Berkata Ma’mar dari Qatadah aku bertanya kepada ‘Aisyah tentang akhlak Rasulullah Shallallahu ‘Alaihi wa Sallam, ia berkata: “Adalah Rasulullah akhlaknya itu Alquran.” Ini juga diriwayatkan oleh Abdurrazzaq, Muslim, Ahmad, Abu Daud, dan An Nasa’i.(Imam Ibnu Katsir, Tafsir Al Qur’anul Azhim, 4/403)
Paling tidak, dai memiliki husnul khuluq secara standar yang seharusnya ada pada seorang muslim berakhlak. Itu saja sudah cukup baginya menjadi ‘yang terindah’ di tengah masyarakat yang kosong keteladanan.
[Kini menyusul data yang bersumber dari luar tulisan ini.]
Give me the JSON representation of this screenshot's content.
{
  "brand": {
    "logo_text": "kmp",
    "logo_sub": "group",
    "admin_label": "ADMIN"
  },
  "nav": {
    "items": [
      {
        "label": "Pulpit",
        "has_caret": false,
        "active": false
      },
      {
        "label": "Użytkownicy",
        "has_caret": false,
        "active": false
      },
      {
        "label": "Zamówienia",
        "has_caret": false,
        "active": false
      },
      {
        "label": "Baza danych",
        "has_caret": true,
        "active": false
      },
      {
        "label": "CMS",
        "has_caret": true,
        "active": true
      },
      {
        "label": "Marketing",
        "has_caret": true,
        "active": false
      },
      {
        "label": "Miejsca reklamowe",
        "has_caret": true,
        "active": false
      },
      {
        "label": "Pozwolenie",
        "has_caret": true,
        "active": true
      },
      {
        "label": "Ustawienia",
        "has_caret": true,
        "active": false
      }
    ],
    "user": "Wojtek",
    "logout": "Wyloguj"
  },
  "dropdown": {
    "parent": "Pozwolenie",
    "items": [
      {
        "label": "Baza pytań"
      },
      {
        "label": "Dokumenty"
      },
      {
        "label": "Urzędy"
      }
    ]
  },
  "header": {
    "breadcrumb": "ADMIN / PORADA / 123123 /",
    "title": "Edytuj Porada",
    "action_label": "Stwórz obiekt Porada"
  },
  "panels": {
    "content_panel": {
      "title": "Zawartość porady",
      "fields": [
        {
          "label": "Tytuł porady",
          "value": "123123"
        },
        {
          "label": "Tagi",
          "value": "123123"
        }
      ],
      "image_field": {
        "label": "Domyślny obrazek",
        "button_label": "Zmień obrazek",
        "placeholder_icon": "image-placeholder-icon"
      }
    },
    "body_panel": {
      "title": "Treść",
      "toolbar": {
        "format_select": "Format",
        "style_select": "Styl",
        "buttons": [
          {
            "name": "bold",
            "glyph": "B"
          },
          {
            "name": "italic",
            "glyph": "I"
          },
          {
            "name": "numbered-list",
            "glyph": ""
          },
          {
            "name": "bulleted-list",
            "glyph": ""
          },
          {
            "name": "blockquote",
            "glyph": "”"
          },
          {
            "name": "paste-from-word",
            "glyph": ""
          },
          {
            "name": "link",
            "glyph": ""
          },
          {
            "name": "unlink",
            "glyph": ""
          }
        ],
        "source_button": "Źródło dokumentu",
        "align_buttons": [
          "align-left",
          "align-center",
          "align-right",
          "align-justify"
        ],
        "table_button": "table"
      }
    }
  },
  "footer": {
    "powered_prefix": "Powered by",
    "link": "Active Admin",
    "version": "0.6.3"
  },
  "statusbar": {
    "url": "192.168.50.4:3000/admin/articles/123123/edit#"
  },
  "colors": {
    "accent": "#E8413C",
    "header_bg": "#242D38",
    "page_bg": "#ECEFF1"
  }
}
Tentunya hal itu dicapai dengan perjuangan yang tidak mudah.
Akhlak standar itu sebagaimana yang terpampang dalam Alquran dan As Sunnah adalah menjauhi akhlak tercela seperti hasad, tajassus (mencari-cari kesalahan orang lain), su’uz zhan, ghibah, namimah (adu domba), riya’, sum’ah (beramal ingin didengar orang), kibr (sombong), dusta, ingkar janji, khianat amanah, sengit dalam berdebat, mudah marah, mencaci sesama muslim, sumpah palsu, aniaya, memakan harta yang bukan haknya, menghardik anak yatim, dan lain-lain.
Sebaliknya, ia dekat dengan akhlak terpuji seperti menyebarkan salam, memberi makan, sedekah, pemaaf, murah senyum, penyantun, sabar, menjenguk yang sakit dan takziyah kematian, wara’ (hati-hati) terhadap hal yang diharamkan, makruh dan syubhat, tidak berlebihan dengan yang mubah, meninggalkan hal yang melalaikan, menolong dalam hal kebaikan, menasehati dalam kebaikan dan kesabaran, adil, menyayangi yang kecil, menghormati yang tua, mengetahui hak ulama, menjaga penampilan, bersahabat dengan orang-orang shalih, memuliakan tamu dan tetangga, bicara yang baik atau diam jika tidak bisa, dan lain-lain.